Even with her privilege, Maura's trauma is overwhelmingly palpable this season. She decides to undergo facial feminization and gender confirmation surgery, another privilege afforded by her wealth. But even with her means, she's stripped of her autonomy when asked to get permission for the surgeries from a psychologist—an unfortunate reality that implies that a self-imposed gender identity is worthless until it's validated by an outside licensed professional.

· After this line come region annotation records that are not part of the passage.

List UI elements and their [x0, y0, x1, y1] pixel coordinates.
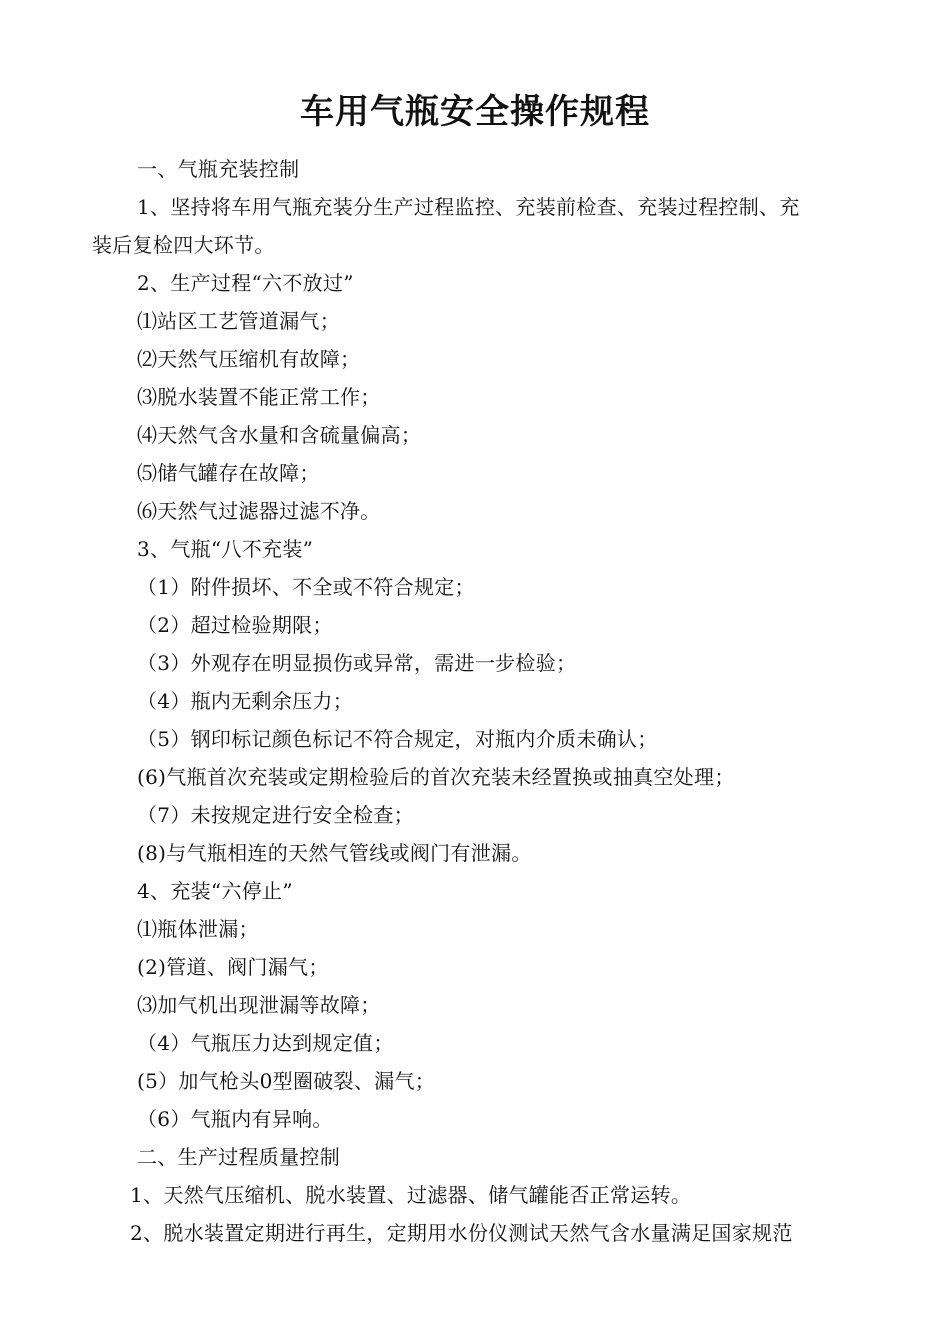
list-item: （5）钢印标记颜色标记不符合规定，对瓶内介质未确认；	[137, 727, 658, 751]
paragraph-line: 2、脱水装置定期进行再生，定期用水份仪测试天然气含水量满足国家规范	[130, 1221, 793, 1245]
section-heading: 二、生产过程质量控制	[137, 1145, 340, 1169]
subsection-heading: 4、充装“六停止”	[137, 879, 293, 903]
list-item: ⑸储气罐存在故障；	[137, 461, 320, 485]
list-item: (8)与气瓶相连的天然气管线或阀门有泄漏。	[137, 841, 532, 865]
list-item: （4）瓶内无剩余压力；	[137, 689, 354, 713]
section-heading: 一、气瓶充装控制	[137, 157, 300, 181]
paragraph-line: 1、坚持将车用气瓶充装分生产过程监控、充装前检查、充装过程控制、充	[137, 195, 800, 219]
list-item: （7）未按规定进行安全检查；	[137, 803, 414, 827]
list-item: ⑹天然气过滤器过滤不净。	[137, 499, 381, 523]
list-item: ⑶脱水装置不能正常工作；	[137, 385, 381, 409]
list-item: （3）外观存在明显损伤或异常，需进一步检验；	[137, 651, 577, 675]
paragraph-line: 装后复检四大环节。	[92, 233, 275, 257]
list-item: （4）气瓶压力达到规定值；	[137, 1031, 394, 1055]
list-item: ⑵天然气压缩机有故障；	[137, 347, 361, 371]
document-title: 车用气瓶安全操作规程	[300, 92, 650, 132]
list-item: ⑷天然气含水量和含硫量偏高；	[137, 423, 422, 447]
list-item: ⑶加气机出现泄漏等故障；	[137, 993, 381, 1017]
list-item: （2）超过检验期限；	[137, 613, 333, 637]
list-item: ⑴瓶体泄漏；	[137, 917, 259, 941]
list-item: (2)管道、阀门漏气；	[137, 955, 329, 979]
list-item: （1）附件损坏、不全或不符合规定；	[137, 575, 475, 599]
subsection-heading: 3、气瓶“八不充装”	[137, 537, 314, 561]
paragraph-line: 1、天然气压缩机、脱水装置、过滤器、储气罐能否正常运转。	[130, 1183, 692, 1207]
list-item: (5）加气枪头0型圈破裂、漏气；	[137, 1069, 436, 1093]
list-item: (6)气瓶首次充装或定期检验后的首次充装未经置换或抽真空处理；	[137, 765, 735, 789]
list-item: ⑴站区工艺管道漏气；	[137, 309, 340, 333]
subsection-heading: 2、生产过程“六不放过”	[137, 271, 354, 295]
list-item: （6）气瓶内有异响。	[137, 1107, 333, 1131]
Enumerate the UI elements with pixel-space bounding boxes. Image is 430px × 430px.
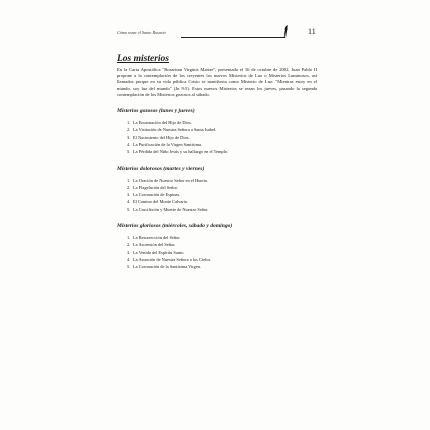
mysteries-list [117,119,317,155]
list-item: 3. El Nacimiento del Hijo de Dios. [127,134,190,140]
list-item: 5. La Coronación de la Santísima Virgen. [127,264,202,270]
page-number: 11 [308,27,316,36]
quill-ornament-icon [281,25,291,39]
list-item: 4. El Camino del Monte Calvario. [127,199,189,205]
page-content [117,54,317,270]
mysteries-group-sorrowful [117,166,317,213]
list-item: 2. La Flagelación del Señor. [127,184,178,190]
list-item: 5. La Crucifixión y Muerte de Nuestro Señor. [127,206,209,212]
intro-paragraph: En la Carta Apostólica "Rosarium Virginis Mariae", presentada el 16 de octubre de 2002, Juan Pablo II propone a la contemplación de los creyentes los nuevos Misterios de Luz o Misterios Luminosos, así llamados porque en su vida pública Cristo se manifiesta como Misterio de Luz: "Mientras estoy en el mundo, soy luz del mundo" (Jn 9:5). Estos nuevos Misterios se rezan los jueves, pasando la segunda contemplación de los Misterios gozosos al sábado. [117,67,317,97]
list-item: 4. La Asunción de Nuestra Señora a los Cielos. [127,256,212,262]
section-title: Los misterios [117,54,169,64]
mysteries-group-glorious [117,223,317,270]
list-item: 3. La Venida del Espíritu Santo. [127,249,185,255]
list-item: 3. La Coronación de Espinas. [127,192,181,198]
list-item: 2. La Visitación de Nuestra Señora a Santa Isabel. [127,127,217,133]
mysteries-group-joyful [117,108,317,155]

The show's third season also shows an astounding ability to humanize its trans characters while addressing common misconceptions about the trans experience—in effect, educating a broad swath of Americans about subtleties of trans lives not seen before on a platform of this scale. In the first episode, someone who was misidentified as trans at the LGBTQ call center offered a calm correction: "I'm intersex. I was born with quote-unquote ambiguous genitalia. I'm one of those." Later, in the finale, after some difficult realizations, Maura finds herself questioned by her daughter Ali, who asks if she has stopped transitioning. Ali's "moppa" calmly corrects her: "I've already transitioned. I'm trans." These are simple declarations designed to help fill in the blanks for viewers without pandering, inching the show ever closer toward the revolution that Soloway claims she always wanted to incite.

At last year's Emmys, Jill Soloway won the same best director award in the same comedy series category. "We don't have a trans tipping point yet," she declared in her acceptance speech then. "We have a trans civil rights problem." The hope is that shows like Transparent will push us closer to that tipping point soon. If not, Soloway and her team will be the last people to blame.